Authentication
All endpoints except GET /health require authentication via Bearer token.
Authorization: Bearer <token>Mailman supports two authentication mechanisms, checked in order:
API Keys
Static API keys configured on the server. Primarily for backward compatibility and internal tooling.
Customer-Signed JWTs
Customers generate JWT tokens signed with their own private key and register the corresponding public key with Mailman.
Supported Algorithms
| Algorithm | Type |
|---|---|
| ES256 | ECDSA (P-256) |
| ES384 | ECDSA (P-384) |
| RS256 | RSA (2048-bit minimum) |
Token Claims
{
"iss": "org-id",
"sub": "user-or-service-id",
"iat": 1705312200,
"exp": 1705315800,
"inboxes": ["inbox-uuid-1", "inbox-uuid-2"],
"scopes": ["messages:send", "messages:read"]
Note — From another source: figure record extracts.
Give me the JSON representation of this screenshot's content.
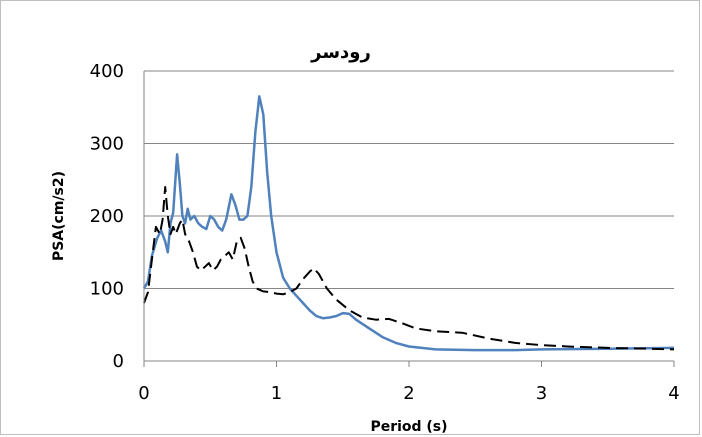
{
  "chart_data": {
    "type": "line",
    "title": "رودسر",
    "xlabel": "Period (s)",
    "ylabel": "PSA(cm/s2)",
    "xlim": [
      0,
      4
    ],
    "ylim": [
      0,
      400
    ],
    "x_ticks": [
      "0",
      "1",
      "2",
      "3",
      "4"
    ],
    "y_ticks": [
      "0",
      "100",
      "200",
      "300",
      "400"
    ],
    "grid": "horizontal",
    "legend": "none",
    "series": [
      {
        "style": "solid",
        "color": "#4f81bd",
        "points": [
          [
            0.0,
            100
          ],
          [
            0.03,
            110
          ],
          [
            0.06,
            145
          ],
          [
            0.1,
            170
          ],
          [
            0.13,
            180
          ],
          [
            0.16,
            165
          ],
          [
            0.18,
            150
          ],
          [
            0.2,
            190
          ],
          [
            0.22,
            205
          ],
          [
            0.25,
            285
          ],
          [
            0.27,
            245
          ],
          [
            0.29,
            200
          ],
          [
            0.31,
            190
          ],
          [
            0.33,
            210
          ],
          [
            0.35,
            195
          ],
          [
            0.38,
            200
          ],
          [
            0.41,
            190
          ],
          [
            0.44,
            185
          ],
          [
            0.47,
            182
          ],
          [
            0.5,
            200
          ],
          [
            0.53,
            195
          ],
          [
            0.56,
            185
          ],
          [
            0.59,
            180
          ],
          [
            0.62,
            195
          ],
          [
            0.66,
            230
          ],
          [
            0.69,
            215
          ],
          [
            0.72,
            195
          ],
          [
            0.75,
            195
          ],
          [
            0.78,
            200
          ],
          [
            0.81,
            240
          ],
          [
            0.84,
            315
          ],
          [
            0.87,
            365
          ],
          [
            0.9,
            340
          ],
          [
            0.93,
            260
          ],
          [
            0.96,
            200
          ],
          [
            1.0,
            150
          ],
          [
            1.05,
            115
          ],
          [
            1.1,
            100
          ],
          [
            1.15,
            90
          ],
          [
            1.2,
            80
          ],
          [
            1.25,
            70
          ],
          [
            1.3,
            62
          ],
          [
            1.35,
            59
          ],
          [
            1.4,
            60
          ],
          [
            1.45,
            62
          ],
          [
            1.5,
            66
          ],
          [
            1.55,
            65
          ],
          [
            1.6,
            57
          ],
          [
            1.7,
            45
          ],
          [
            1.8,
            33
          ],
          [
            1.9,
            25
          ],
          [
            2.0,
            20
          ],
          [
            2.2,
            16
          ],
          [
            2.5,
            15
          ],
          [
            2.8,
            15
          ],
          [
            3.0,
            16
          ],
          [
            3.5,
            17
          ],
          [
            4.0,
            18
          ]
        ]
      },
      {
        "style": "dashed",
        "color": "#000000",
        "points": [
          [
            0.0,
            80
          ],
          [
            0.03,
            95
          ],
          [
            0.06,
            140
          ],
          [
            0.09,
            185
          ],
          [
            0.12,
            175
          ],
          [
            0.14,
            195
          ],
          [
            0.16,
            240
          ],
          [
            0.18,
            200
          ],
          [
            0.2,
            175
          ],
          [
            0.22,
            185
          ],
          [
            0.24,
            175
          ],
          [
            0.27,
            190
          ],
          [
            0.29,
            195
          ],
          [
            0.31,
            175
          ],
          [
            0.34,
            165
          ],
          [
            0.37,
            150
          ],
          [
            0.4,
            130
          ],
          [
            0.43,
            125
          ],
          [
            0.46,
            130
          ],
          [
            0.49,
            135
          ],
          [
            0.52,
            125
          ],
          [
            0.55,
            130
          ],
          [
            0.58,
            140
          ],
          [
            0.61,
            145
          ],
          [
            0.64,
            150
          ],
          [
            0.67,
            140
          ],
          [
            0.7,
            165
          ],
          [
            0.73,
            170
          ],
          [
            0.76,
            155
          ],
          [
            0.79,
            130
          ],
          [
            0.82,
            110
          ],
          [
            0.85,
            100
          ],
          [
            0.9,
            96
          ],
          [
            0.95,
            95
          ],
          [
            1.0,
            93
          ],
          [
            1.05,
            92
          ],
          [
            1.1,
            95
          ],
          [
            1.15,
            100
          ],
          [
            1.2,
            113
          ],
          [
            1.25,
            123
          ],
          [
            1.28,
            128
          ],
          [
            1.32,
            120
          ],
          [
            1.38,
            100
          ],
          [
            1.45,
            85
          ],
          [
            1.55,
            70
          ],
          [
            1.65,
            60
          ],
          [
            1.75,
            57
          ],
          [
            1.85,
            58
          ],
          [
            1.95,
            52
          ],
          [
            2.05,
            45
          ],
          [
            2.2,
            41
          ],
          [
            2.4,
            39
          ],
          [
            2.6,
            31
          ],
          [
            2.8,
            25
          ],
          [
            3.0,
            22
          ],
          [
            3.2,
            20
          ],
          [
            3.5,
            18
          ],
          [
            3.8,
            17
          ],
          [
            4.0,
            16
          ]
        ]
      }
    ]
  }
}
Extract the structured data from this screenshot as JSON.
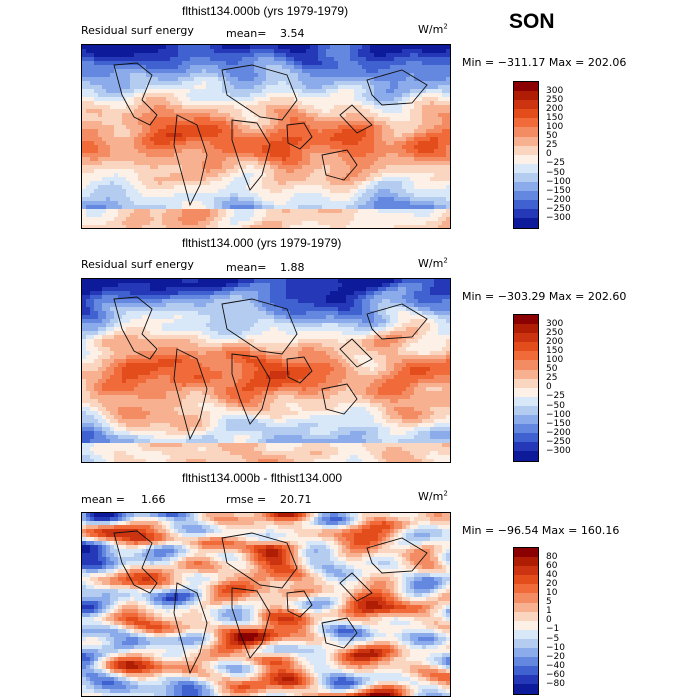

}| Claim | Required | Description |
|---|---|---|
iss | Yes | Organization identifier (must match registered key) |
sub | Yes | Subject (user or service identity, for audit logging) |
iat | Yes | Issued-at timestamp |
exp | Yes | Expiration timestamp |
inboxes | No | Restrict token to specific inbox UUIDs. If omitted, token has access to all inboxes. |
scopes | No | Permission scopes. If omitted, token has all permissions. |
Scopes and inbox bindings are independent lists. A token with scopes: ["messages:send", "threads:read"] and inboxes: ["uuid-1"] can send messages from inbox uuid-1 and read threads in inbox uuid-1, but cannot manage webhooks or access other inboxes.
Scopes
| Scope | Grants |
|---|---|
messages:send | POST /send |
messages:read | GET /messages/{id} |
threads:read | GET /inboxes/{id}/threads, GET /inboxes/{id}/threads/{id} |
threads:delete | DELETE /inboxes/{id}/threads/{id} |
webhooks:manage | POST /webhooks, GET /webhooks, DELETE /webhooks/{id} |
attachments:read | GET /attachments/{id} |
domains:manage | POST /domains, GET /domains, PUT /domains/{id}, DELETE /domains/{id} |
inboxes:manage | POST /inboxes, GET /inboxes, PUT /inboxes/{id}, DELETE /inboxes/{id} |
Validation Flow
On each request:
- Extract
Authorization: Bearer <token>header - Decode JWT header to determine algorithm
- Try all active public keys matching the algorithm until one verifies the signature
- Validate
exp(reject if expired) - Validate
iss(must match the key's organization) - Extract
scopesand check against the requested endpoint - Extract
inboxesand enforce resource binding (if non-empty, requested inbox must be in the list)
| Condition | HTTP Status |
|---|---|
| Missing/malformed token | 401 |
| Signature verification failed | 401 |
| Token expired | 401 |
| Insufficient scope | 403 |
Inbox not in token's inboxes list | 403 |
Key Management
Register and manage public keys via the auth keys API:
| Method | Path | Description |
|---|---|---|
POST | /auth/keys | Register a public key (PEM format) |
GET | /auth/keys | List active keys (PEM not returned) |
DELETE | /auth/keys/{id} | Revoke a key (sets revoked_at) |
Register Key
POST /auth/keys
Content-Type: application/json
{
"name": "production-signing-key",
"algorithm": "ES256",
"public_key_pem": "-----BEGIN PUBLIC KEY-----\n..."
}Response: 201 Created
{
"id": "key-uuid",
"organization_id": "org-id",
"name": "production-signing-key",
"algorithm": "ES256",
"created_at": "2024-01-15T10:00:00Z"
}Key Rotation
Multiple keys can be active simultaneously. To rotate:
- Register the new public key (
POST /auth/keys) - Switch token issuance to the new private key
- Wait for old tokens to expire
- Delete the old public key (
DELETE /auth/keys/:id)
Bootstrap
Initial key registration requires a bootstrap mechanism since the API itself requires authentication:
- Environment variable —
MAILMAN_AUTH__BOOTSTRAP_KEYaccepts a PEM public key for initial access. Tokens signed with this key have full access (all scopes, all inboxes). Remove the env var after registering a permanent key via the API. - Migration seed — Insert the first key directly into the
auth_keystable during initial deployment.
Rate Limiting
Two layers of rate limiting protect the API:
| Layer | Scope | Default | Mechanism |
|---|---|---|---|
| Request rate | Per API key / JWT | 100 req/min | In-memory token bucket (governor) |
| Volume rate | Per API key / JWT | Configurable | Redis-backed recipients/minute counter |
When rate limited, the API returns 429 Too Many Requests with a Retry-After header.